The Return Of A Giant

| July/August 1990

47 Clinton Avenue, Westport, Connecticut 06880.

A number of years ago, at a Connecticut company, an account was found in some old file about a man who had once worked for the firm for 70 years before being retired at age 90. Accompanying the article was a photo of a very stern-looking individual with a long black beard. This discovery caused a few of the younger engineers to speculate that anyone would feel that way after working there so long. Older tool-and-die makers disagreed. They said the reason the man seemed so mad was because the company had let him go!

Attitudes and viewpoints tend to be divergent with generation and background. But happily, no such gap seems to exist in regard to an historic preservation project being undertaken by the Connecticut Antique Machinery Society (CAMA) in Kent, Connecticut. Youngsters and adults, engineers, businessmen and mechanics just about everyone seems to have taken a liking to a giant steam engine currently being restored to running condition. Here is the story of how this star attraction is getting its new home.

The huge single-cylinder steam engine, which has a 16 inch bore and 33 inch stroke, was originally located at the Tiffany and Pickett Company in Winsted, Connecticut. While not quite up to the longevity of the worker mentioned previously, it powered the mill for almost 50 years. Mr. Tiffany, an MIT graduate, chose the engine himself and supervised its installation in 1904. It is of the Corliss type, with the modifications of Noble T. Greene, and appears to have been built by the Pacific Iron Works located just south of Artie Street in Bridgeport, Connecticut. Mr. Tiffany was quite proud of the engine and had it kept in immaculate condition. It was donated to CAMA in 1984 through the generosity of the Tiffany family, and the owners and officers of the Tiffany and Pickett Company.
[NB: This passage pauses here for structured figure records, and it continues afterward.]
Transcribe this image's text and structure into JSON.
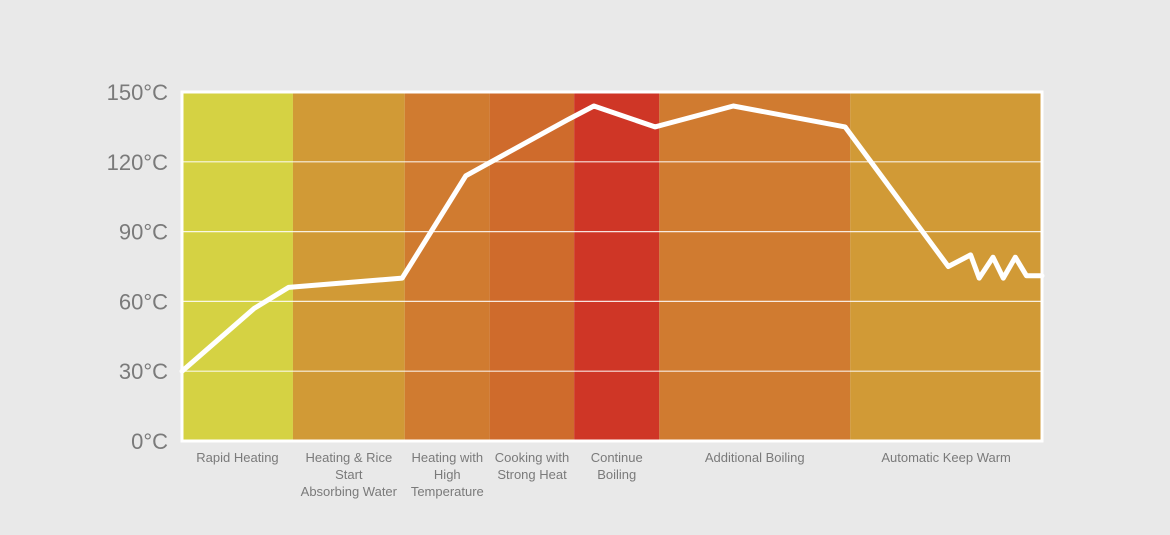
{
  "chart_data": {
    "type": "line",
    "title": "",
    "xlabel": "",
    "ylabel": "",
    "ylim": [
      0,
      150
    ],
    "y_unit": "°C",
    "y_ticks": [
      "0°C",
      "30°C",
      "60°C",
      "90°C",
      "120°C",
      "150°C"
    ],
    "y_tick_values": [
      0,
      30,
      60,
      90,
      120,
      150
    ],
    "grid": true,
    "x_range": [
      0,
      100
    ],
    "phases": [
      {
        "label": [
          "Rapid Heating"
        ],
        "start": 0,
        "end": 12.9,
        "color": "#d5d243"
      },
      {
        "label": [
          "Heating & Rice",
          "Start",
          "Absorbing Water"
        ],
        "start": 12.9,
        "end": 25.9,
        "color": "#d19a36"
      },
      {
        "label": [
          "Heating with",
          "High",
          "Temperature"
        ],
        "start": 25.9,
        "end": 35.8,
        "color": "#d07b30"
      },
      {
        "label": [
          "Cooking with",
          "Strong Heat"
        ],
        "start": 35.8,
        "end": 45.6,
        "color": "#cf6b2c"
      },
      {
        "label": [
          "Continue",
          "Boiling"
        ],
        "start": 45.6,
        "end": 55.5,
        "color": "#cf3626"
      },
      {
        "label": [
          "Additional Boiling"
        ],
        "start": 55.5,
        "end": 77.7,
        "color": "#d07b30"
      },
      {
        "label": [
          "Automatic Keep Warm"
        ],
        "start": 77.7,
        "end": 100,
        "color": "#d19a36"
      }
    ],
    "series": [
      {
        "color": "#ffffff",
        "points": [
          [
            0,
            30
          ],
          [
            8.4,
            57
          ],
          [
            12.4,
            66
          ],
          [
            25.6,
            70
          ],
          [
            33.0,
            114
          ],
          [
            44.8,
            138
          ],
          [
            47.9,
            144
          ],
          [
            55.0,
            135
          ],
          [
            64.1,
            144
          ],
          [
            77.1,
            135
          ],
          [
            89.1,
            75
          ],
          [
            91.7,
            80
          ],
          [
            92.7,
            70
          ],
          [
            94.3,
            79
          ],
          [
            95.5,
            70
          ],
          [
            96.9,
            79
          ],
          [
            98.2,
            71
          ],
          [
            100,
            71
          ]
        ]
      }
    ]
  }
}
The Giant's New Partners The Connecticut Antique Machinery Association is a non-profit organization structured along fairly standard lines. The principal officers (president, vice president, etc.) are elected by a Board of Directors who in turn are elected by the membership at an annual meeting. Business is carried on by the Board at monthly meetings. In 1989, a number of chairmen were also appointed by the Board to head up various committees. At the present time, there are no paid officers or employees. One main source of income has been an antique machinery show called the 'Fall Festival' which has now become an annual event. Usually held on the last Sunday in September, all of the proceeds from the show are applied toward major projects (such as the steam engine), improving and maintaining the Association's grounds, and essential operating costs (power, telephone, insurance, and other services). In regard to its grounds, the Association has been very fortunate. A few years ago, it was able to obtain a lease from the state on land at a very scenic spot in Kent, Connecticut. But more than simply luck was involved. Both initial and final approval of the lease took a considerable amount of work to come up with a suitable plan for the proposed use of the property.

To date, CAMA has already completed some very fine projects such as the restoration of a windmill, and the construction of a 5-bay shed used as a storage area for large exhibits and for maintenance equipment. The Fall Festival has been growing in popularity and size. Those who attended earlier festivals could probably recall the bumpy stump-filled exhibition space and upper parking lot. Because of improvements by the Association, these are now pleasant, grassy areas. Once progress in some of these areas was achieved, CAMA was able to get the steam engine project into high gear.